How do you tell whether somebody is an intern or employee? Where does an intern stop and employee start?
Intern or Employee
People might ask you to intern in your practice. Or you might do the payroll for your clients and suddenly an intern gets mentioned on the side. So then you need to know how to navigate this minefield.
In this episode James True of LegalVision in Sydney will discuss the details with you.
Here is what we learned but please listen in as James explains all this much better than we ever could.
To listen while you drive, walk or work, just access the episode through a free podcast app on your mobile phone.
Intern or Employee
Internships are legal minefields for employers. When you engage an intern, you easily end up with a Fair Work claim asking for unpaid wages, annual and sick leave as well as super.
The legal status of interns is unclear. The term ‘internship’ is not a legal term as such. It has no meaning under common law or the regulatory landscape created by the Fair Work Act 2009 (Cth).
Your intern is therefore either an employee, or has no legal relationship at all with your business. It is an all or nothing proposition. There is no middle ground. This makes it so difficult.
In the end it comes down to money. Interns are usually unpaid or only receive a very modest ‘stipend’ and that is the issue.
Where an intern is really an employee, then the entire weight of Australia’s employment law lands on your shoulders as their employer. You then have to pay minimum wages, annual and sick leave and all the other basic entitlements set by law.
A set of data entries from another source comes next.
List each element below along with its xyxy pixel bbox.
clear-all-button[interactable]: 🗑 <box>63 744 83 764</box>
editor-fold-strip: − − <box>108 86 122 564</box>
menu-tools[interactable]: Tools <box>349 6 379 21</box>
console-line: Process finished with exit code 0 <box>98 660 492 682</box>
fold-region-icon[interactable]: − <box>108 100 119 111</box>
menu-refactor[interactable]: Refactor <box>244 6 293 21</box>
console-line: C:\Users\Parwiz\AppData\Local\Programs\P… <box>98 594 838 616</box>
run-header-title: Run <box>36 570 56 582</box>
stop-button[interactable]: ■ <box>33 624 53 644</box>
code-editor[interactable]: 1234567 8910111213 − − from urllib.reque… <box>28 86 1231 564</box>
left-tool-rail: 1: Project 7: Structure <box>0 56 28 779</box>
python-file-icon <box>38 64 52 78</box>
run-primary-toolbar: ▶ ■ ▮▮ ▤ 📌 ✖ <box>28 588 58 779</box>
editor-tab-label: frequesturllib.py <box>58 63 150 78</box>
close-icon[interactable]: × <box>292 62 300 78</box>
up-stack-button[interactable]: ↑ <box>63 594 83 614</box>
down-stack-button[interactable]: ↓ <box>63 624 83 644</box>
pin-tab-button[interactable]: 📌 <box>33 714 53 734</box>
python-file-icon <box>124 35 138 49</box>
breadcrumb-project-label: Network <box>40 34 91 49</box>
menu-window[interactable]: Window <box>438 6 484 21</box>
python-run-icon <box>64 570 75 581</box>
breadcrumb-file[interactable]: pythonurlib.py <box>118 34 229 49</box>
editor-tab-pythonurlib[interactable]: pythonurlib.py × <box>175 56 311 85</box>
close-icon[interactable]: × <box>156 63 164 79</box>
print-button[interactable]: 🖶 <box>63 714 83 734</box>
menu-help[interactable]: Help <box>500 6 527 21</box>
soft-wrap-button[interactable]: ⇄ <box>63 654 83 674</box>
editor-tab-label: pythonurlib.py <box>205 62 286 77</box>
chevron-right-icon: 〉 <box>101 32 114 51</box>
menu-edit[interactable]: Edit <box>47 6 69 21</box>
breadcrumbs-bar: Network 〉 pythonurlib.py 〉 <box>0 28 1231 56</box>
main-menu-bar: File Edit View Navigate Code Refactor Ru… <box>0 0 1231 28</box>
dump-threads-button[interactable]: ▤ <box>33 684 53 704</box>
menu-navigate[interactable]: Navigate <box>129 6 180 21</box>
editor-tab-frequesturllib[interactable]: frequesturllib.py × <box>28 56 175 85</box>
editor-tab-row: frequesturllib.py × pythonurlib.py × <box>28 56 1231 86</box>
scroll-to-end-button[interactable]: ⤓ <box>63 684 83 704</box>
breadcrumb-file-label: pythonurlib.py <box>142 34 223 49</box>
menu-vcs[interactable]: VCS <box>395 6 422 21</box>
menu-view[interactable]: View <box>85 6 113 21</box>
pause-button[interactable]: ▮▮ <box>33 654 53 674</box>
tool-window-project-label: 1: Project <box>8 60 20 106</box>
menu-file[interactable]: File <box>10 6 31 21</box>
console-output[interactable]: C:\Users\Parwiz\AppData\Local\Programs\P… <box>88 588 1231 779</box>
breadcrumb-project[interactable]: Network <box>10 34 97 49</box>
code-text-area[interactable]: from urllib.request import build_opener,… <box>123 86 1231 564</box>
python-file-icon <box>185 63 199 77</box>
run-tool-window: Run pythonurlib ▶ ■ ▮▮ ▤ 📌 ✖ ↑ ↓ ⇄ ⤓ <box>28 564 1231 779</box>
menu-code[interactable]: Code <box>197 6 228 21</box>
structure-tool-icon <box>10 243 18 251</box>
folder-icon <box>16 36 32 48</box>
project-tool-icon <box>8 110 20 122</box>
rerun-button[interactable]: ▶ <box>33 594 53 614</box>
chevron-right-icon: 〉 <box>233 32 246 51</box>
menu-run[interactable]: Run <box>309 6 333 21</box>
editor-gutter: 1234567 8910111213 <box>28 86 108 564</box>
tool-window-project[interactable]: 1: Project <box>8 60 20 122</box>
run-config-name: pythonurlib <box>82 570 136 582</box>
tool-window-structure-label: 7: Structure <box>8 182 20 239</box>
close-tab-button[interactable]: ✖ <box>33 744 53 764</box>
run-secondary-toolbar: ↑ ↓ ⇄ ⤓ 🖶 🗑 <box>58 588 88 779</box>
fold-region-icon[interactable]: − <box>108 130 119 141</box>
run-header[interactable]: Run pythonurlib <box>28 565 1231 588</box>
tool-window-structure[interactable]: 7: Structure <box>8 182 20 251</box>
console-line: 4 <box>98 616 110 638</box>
This includes the Fair Work Act and the National Employment Standards contained therein as well as applicable award or enterprise agreements.
And if you don’t do that, you face signficant liabilities under all those rules and regulations.
Let’s start with the only safe harbour there is -vocational placements.
The Fair Work Act provides that an employer’s usual obligations don’t apply if the intern’s role satisfies the definition of a ‘vocational placement’.
Per s13 of the Fair Work Act, a ‘vocational placement’, is one that is:
(a) undertaken with an employer for which a person is not entitled to be paid any remuneration; and
(b) undertaken as a requirement of an education or training course; and
(c) authorised under a law or an administrative arrangement of the Commonwealth, a State or a Territory’ (s 12).
This exception covers internships where students gain required credits for their course work.
So you are safe from a Fair Work Ombudsman investigation, if you take an unpaid law graduate completing their required practical training. The same applies to accounting students or TAFE trades, when their course requires these vocational placements.
But beyond these vocational placements, the road is treacherous. And the courts are full of employers who meant well but got it wrong.
There have been a number of court cases in recent years where the Fair Work Ombudsman prosecuted businesses for utilising unpaid or underpaid interns. Here are three examples:
In 2015, Fair Work Ombudsman v Crocmedia Pty Ltd  FCCA 140, Judge Riethmuller penalised a Melbourne-based sports media company $24,000 for an ‘exploitative’ arrangement where two individuals undertook work in return for modest ‘expenses’ paid.
In the 2016 case of Fair Work Ombudsman v Aldred  FCCA 220, the respondent was ordered to pay $17,500.
And also in 2016 in Fair Work Ombudsman v AIMG BQ Pty Ltd  FCCA 102, the Federal Circuit Court imposed a penalty of almost $300,000 on a media company that had failed to pay an intern for 180 hours of work and committed various other breaches of the Fair Work Act.
In each of these three cases, the business admitted liability and the court just had to decide the size of the penalty.
Where is the line
So what turns an intern into an employee? Where is the fine line?
The fine line is hard to see. The High Court demands an objective test to decide. Byt there is no black and white. And that makes it so risky for employers.
Shorter is less risky than longer. Just observing is less risky than working. But all up, there are no clear cut rules. Instead, you have to go back to common law principles of contract, so basically look at court cases.
Play It Safe
So in the end – play it safe – don’t do internships unless they are a vocational placement. Even if the applicant wants to work without pay – even if they plead with you to be allowed to work for free, they can turn around at any moment and demand full employee entitlements. And if you then don’t pay up, you face even higher penalties. The risk is just too high.
Disclaimer: Tax Talks does not provide financial or tax advice. All information on Tax Talks is of a general nature only and might no longer be up to date or correct. You should seek professional accredited tax and financial advice when considering whether the information is suitable to your or your client’s circumstances.